Britton, a Crockett artist, is featured at the gallery this month. He selected the works for display from a group that represents the creative growth he has made over the last two years, in technique and in attitude.
And since that growth continues, he said, some very new paintings had to be included.
“The focus of the work is a combination of making explorations into evolving my technique in painting to being freer and more expressive, as opposed to literal and descriptive,” he said.
“What is driving that is more about the emotion of what interests me in the subject matter, rather than the visual content. It’s got to be both. It’s finally revealing that I get to expose my emotions in what I’m painting in the narrative, and maybe feeling more free to do that. I’ve learned a lot in the last two years, how to handle paint, how to be less literal and more direct, whether in implied narrative or lighting.
“I think I’ve learned a lot about tonality and lighting in the last two years. It seems like it popped out of nowhere, but it was a long time coming.”
Britton, a Chicago native who moved to Crockett from San Francisco in 2005, said he didn’t have one big “a-ha!” moment, but a series of small epiphanies — not the kind that take the breath away, but the kind that require a pause to understand how it happened. And to figure out how to do it again.

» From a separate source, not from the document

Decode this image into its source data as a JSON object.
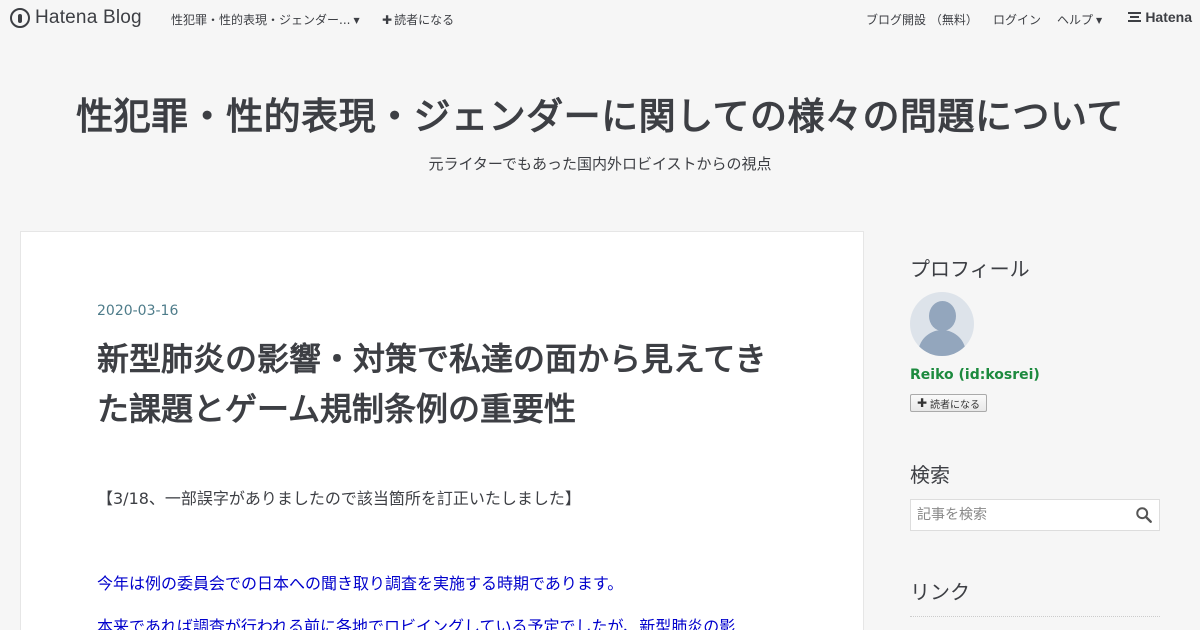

“Can I repeat that? Do I understand how I got there?” he said. “Being able to understand how you got there and understand the process and the path — being able to retrace the crumbs, that’s a revelation.”
Part of Britton’s focus over the last two years, he said, has been “consciously working how to get more involved, how to get better at lighting and atmospherics and better at implied narrative and make it less obvious,” he said. “None of the steps or the pieces are bigger than the other. It’s adding them together, one little increment at a time.”
Most of his paintings are of scenes from around the San Francisco Bay Area. But the subject matter, “especially the last couple years, they’re springboards. I care less and less about what it is of, I care a lot more about what it’s about. What it’s about is, to me, whatever my emotional connection to the place is, or something associated with the place — or I’m trying to express something else that I’m feeling, and I’m using this as a vehicle to get there.”
In his evolution as a painter, Britton called a painting of two women standing near the Benicia waterfront on First Street “a breakthrough. It was painted more quickly. I was more concerned about the form and the lighting than strictly getting the lines perfect,” he said.
“It was that the forms were right and the lighting was working as far as creating the dimensionality and a sense of atmosphere.”
After his current show, Britton wants to create that atmosphere on a larger scale. He wants to go big.
“I love to paint big, and I find it difficult to paint small,” he said. “I can’t wait to make a couple of new paintings that are at least three by four feet, preferably bigger.
“I am excited to apply the things I’ve been learning and discovering to bigger canvases. I can’t wait, because I know it’s going to be exciting to do that,” he said. “I just can’t wait.”
If You Go
Craig Britton’s paintings are at the Benicia Plein Air Gallery, 307 First St., for the rest of November. An artist’s reception is Saturday from 5-7 p.m.